Se trata de una modalidad macroeconómica de superávit que aparece cuando se comparan niveles de ahorro en cuenta corriente de un estado con su déficit de capital, resultando una diferencia positiva.

Cuando un país participa de manera activa o se ve obligado a intervenir de algún modo en la vida de su economía puede darse el hecho de que se encuentre con una falta de recursos financieros hasta el punto que incluso llegue a imposibilitar su acción. Esto provocará que exista déficit financiero, que es lo contrario al superávit financiero.

El empleo del déficit financiero se centra básicamente en conocer en cuánto tendrá que endeudarse un gobierno cualquiera para poder cubrir su exceso de gasto en relación con sus ingresos al llevar a cabo su labor.

Importancia del superávit financiero en el sector público

La gestión de los recursos financieros existentes en un país por parte de sus responsables políticos y económicos debe estar dirigida a que los mismos sean útiles a la hora de conseguir ciertos niveles de rentabilidad (generalmente por medio de inversiones).
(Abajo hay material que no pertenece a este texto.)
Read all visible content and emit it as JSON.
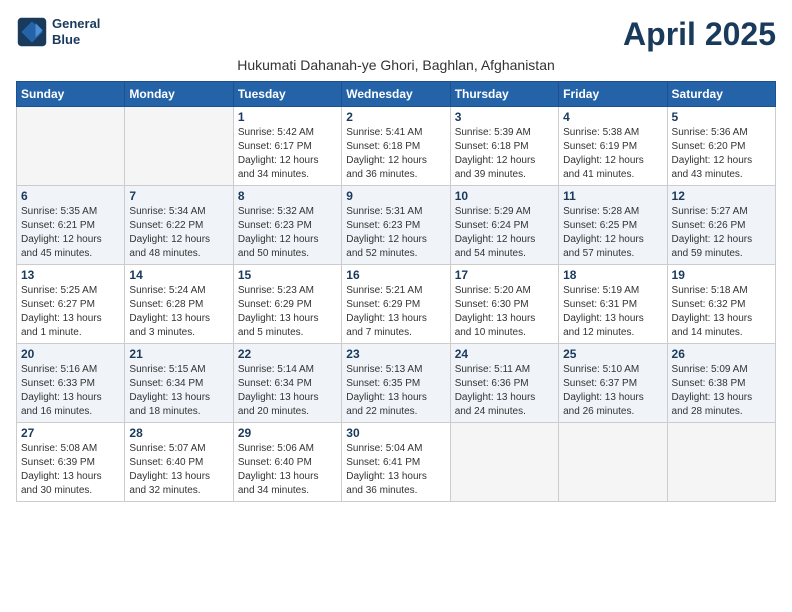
{
  "header": {
    "logo_line1": "General",
    "logo_line2": "Blue",
    "month_title": "April 2025",
    "subtitle": "Hukumati Dahanah-ye Ghori, Baghlan, Afghanistan"
  },
  "weekdays": [
    "Sunday",
    "Monday",
    "Tuesday",
    "Wednesday",
    "Thursday",
    "Friday",
    "Saturday"
  ],
  "weeks": [
    [
      {
        "day": "",
        "info": ""
      },
      {
        "day": "",
        "info": ""
      },
      {
        "day": "1",
        "info": "Sunrise: 5:42 AM\nSunset: 6:17 PM\nDaylight: 12 hours and 34 minutes."
      },
      {
        "day": "2",
        "info": "Sunrise: 5:41 AM\nSunset: 6:18 PM\nDaylight: 12 hours and 36 minutes."
      },
      {
        "day": "3",
        "info": "Sunrise: 5:39 AM\nSunset: 6:18 PM\nDaylight: 12 hours and 39 minutes."
      },
      {
        "day": "4",
        "info": "Sunrise: 5:38 AM\nSunset: 6:19 PM\nDaylight: 12 hours and 41 minutes."
      },
      {
        "day": "5",
        "info": "Sunrise: 5:36 AM\nSunset: 6:20 PM\nDaylight: 12 hours and 43 minutes."
      }
    ],
    [
      {
        "day": "6",
        "info": "Sunrise: 5:35 AM\nSunset: 6:21 PM\nDaylight: 12 hours and 45 minutes."
      },
      {
        "day": "7",
        "info": "Sunrise: 5:34 AM\nSunset: 6:22 PM\nDaylight: 12 hours and 48 minutes."
      },
      {
        "day": "8",
        "info": "Sunrise: 5:32 AM\nSunset: 6:23 PM\nDaylight: 12 hours and 50 minutes."
      },
      {
        "day": "9",
        "info": "Sunrise: 5:31 AM\nSunset: 6:23 PM\nDaylight: 12 hours and 52 minutes."
      },
      {
        "day": "10",
        "info": "Sunrise: 5:29 AM\nSunset: 6:24 PM\nDaylight: 12 hours and 54 minutes."
      },
      {
        "day": "11",
        "info": "Sunrise: 5:28 AM\nSunset: 6:25 PM\nDaylight: 12 hours and 57 minutes."
      },
      {
        "day": "12",
        "info": "Sunrise: 5:27 AM\nSunset: 6:26 PM\nDaylight: 12 hours and 59 minutes."
      }
    ],
    [
      {
        "day": "13",
        "info": "Sunrise: 5:25 AM\nSunset: 6:27 PM\nDaylight: 13 hours and 1 minute."
      },
      {
        "day": "14",
        "info": "Sunrise: 5:24 AM\nSunset: 6:28 PM\nDaylight: 13 hours and 3 minutes."
      },
      {
        "day": "15",
        "info": "Sunrise: 5:23 AM\nSunset: 6:29 PM\nDaylight: 13 hours and 5 minutes."
      },
      {
        "day": "16",
        "info": "Sunrise: 5:21 AM\nSunset: 6:29 PM\nDaylight: 13 hours and 7 minutes."
      },
      {
        "day": "17",
        "info": "Sunrise: 5:20 AM\nSunset: 6:30 PM\nDaylight: 13 hours and 10 minutes."
      },
      {
        "day": "18",
        "info": "Sunrise: 5:19 AM\nSunset: 6:31 PM\nDaylight: 13 hours and 12 minutes."
      },
      {
        "day": "19",
        "info": "Sunrise: 5:18 AM\nSunset: 6:32 PM\nDaylight: 13 hours and 14 minutes."
      }
    ],
    [
      {
        "day": "20",
        "info": "Sunrise: 5:16 AM\nSunset: 6:33 PM\nDaylight: 13 hours and 16 minutes."
      },
      {
        "day": "21",
        "info": "Sunrise: 5:15 AM\nSunset: 6:34 PM\nDaylight: 13 hours and 18 minutes."
      },
      {
        "day": "22",
        "info": "Sunrise: 5:14 AM\nSunset: 6:34 PM\nDaylight: 13 hours and 20 minutes."
      },
      {
        "day": "23",
        "info": "Sunrise: 5:13 AM\nSunset: 6:35 PM\nDaylight: 13 hours and 22 minutes."
      },
      {
        "day": "24",
        "info": "Sunrise: 5:11 AM\nSunset: 6:36 PM\nDaylight: 13 hours and 24 minutes."
      },
      {
        "day": "25",
        "info": "Sunrise: 5:10 AM\nSunset: 6:37 PM\nDaylight: 13 hours and 26 minutes."
      },
      {
        "day": "26",
        "info": "Sunrise: 5:09 AM\nSunset: 6:38 PM\nDaylight: 13 hours and 28 minutes."
      }
    ],
    [
      {
        "day": "27",
        "info": "Sunrise: 5:08 AM\nSunset: 6:39 PM\nDaylight: 13 hours and 30 minutes."
      },
      {
        "day": "28",
        "info": "Sunrise: 5:07 AM\nSunset: 6:40 PM\nDaylight: 13 hours and 32 minutes."
      },
      {
        "day": "29",
        "info": "Sunrise: 5:06 AM\nSunset: 6:40 PM\nDaylight: 13 hours and 34 minutes."
      },
      {
        "day": "30",
        "info": "Sunrise: 5:04 AM\nSunset: 6:41 PM\nDaylight: 13 hours and 36 minutes."
      },
      {
        "day": "",
        "info": ""
      },
      {
        "day": "",
        "info": ""
      },
      {
        "day": "",
        "info": ""
      }
    ]
  ]
}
Un superávit financiero indicaría que acometer dichas acciones de inversión dados los recursos con los que cuenta el país arrojaría resultados positivos e incluso podría dar lugar a otros tipos de superávit público. Por el contrario, en casos donde se estiman resultados más negativos estaríamos hablando de déficits financieros.

Superávit financiero en el sector privado

Al igual que los países cuentan con recursos para llevar a cabo inversiones, las empresas desarrollan su actividad económica teniendo en cuenta unos recursos y unos presupuestos con los cuales afrontar nuevas vías de producción o inversión.